Confluent’s schema registry is influential for both data governance and computational purposes. It allows users to specify the shape of the particular schema, which is helpful for establishing standards for data quality. Brunner referenced a use case where for an online order, the registry could be used to formalize the fact that it should appear as “customer name, order ID, and product ID.” These capabilities enable organizations to effectively create structure for the data within the platform and its various components. There are also consequences for aspects of access controls, data privacy, and regulatory compliance. “With the schema registry, you can ensure all the data in your topic follows your own schema,” Brunner pointed out. “You can target, find PII data, request encryption, and put some security rules to make sure, when you’re connected, who can read and write different data.”
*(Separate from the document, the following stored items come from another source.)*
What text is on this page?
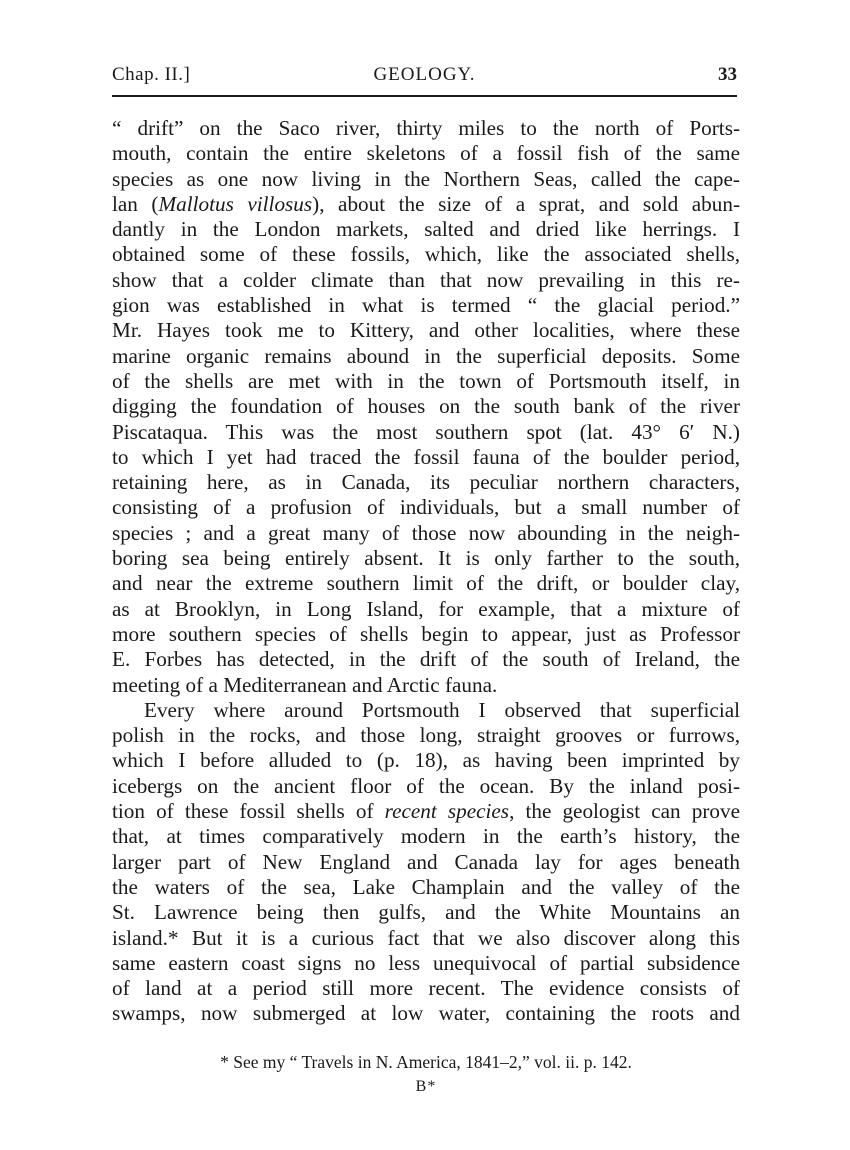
Chap. II.]	GEOLOGY.	33
“ drift” on the Saco river, thirty miles to the north of Ports-
mouth, contain the entire skeletons of a fossil fish of the same
species as one now living in the Northern Seas, called the cape-
lan (Mallotus villosus), about the size of a sprat, and sold abun-
dantly in the London markets, salted and dried like herrings. I
obtained some of these fossils, which, like the associated shells,
show that a colder climate than that now prevailing in this re-
gion was established in what is termed “ the glacial period.”
Mr. Hayes took me to Kittery, and other localities, where these
marine organic remains abound in the superficial deposits. Some
of the shells are met with in the town of Portsmouth itself, in
digging the foundation of houses on the south bank of the river
Piscataqua. This was the most southern spot (lat. 43° 6′ N.)
to which I yet had traced the fossil fauna of the boulder period,
retaining here, as in Canada, its peculiar northern characters,
consisting of a profusion of individuals, but a small number of
species ; and a great many of those now abounding in the neigh-
boring sea being entirely absent. It is only farther to the south,
and near the extreme southern limit of the drift, or boulder clay,
as at Brooklyn, in Long Island, for example, that a mixture of
more southern species of shells begin to appear, just as Professor
E. Forbes has detected, in the drift of the south of Ireland, the
meeting of a Mediterranean and Arctic fauna.
Every where around Portsmouth I observed that superficial
polish in the rocks, and those long, straight grooves or furrows,
which I before alluded to (p. 18), as having been imprinted by
icebergs on the ancient floor of the ocean. By the inland posi-
tion of these fossil shells of recent species, the geologist can prove
that, at times comparatively modern in the earth’s history, the
larger part of New England and Canada lay for ages beneath
the waters of the sea, Lake Champlain and the valley of the
St. Lawrence being then gulfs, and the White Mountains an
island.* But it is a curious fact that we also discover along this
same eastern coast signs no less unequivocal of partial subsidence
of land at a period still more recent. The evidence consists of
swamps, now submerged at low water, containing the roots and
* See my “ Travels in N. America, 1841–2,” vol. ii. p. 142.
B*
There are also downstream implications that advantageously impact computations, stream processing, and querying, since the registry standardizes aspects of how the data is represented and, to a lesser extent, what it means. “When you’re doing the compute you know this is the schema of this data, you know where it is, you know the target and, if you’re authorized to see the data, you can start to do a query,” Brunner said. “You don’t need to request additional access for compute.” A new feature in Confluent, Data Portal, provides additional data access capabilities in addition to functionality for discovering and exploring metadata, tags, and topics.
A Credible Foundation
Confluent’s appeal to the enterprise lies in its seamless integration of two of the most effective tools for stream data messaging, storage, and processing—Kafka and Flink. Its myriad native source connectors are critical for bringing organizations into this ecosystem for real-time data analysis, as is its schema registry for providing enterprise class data governance, access controls, and data privacy. This foundation is credible for not only performing real-time data analysis, but also doing so on the most recently generated data available.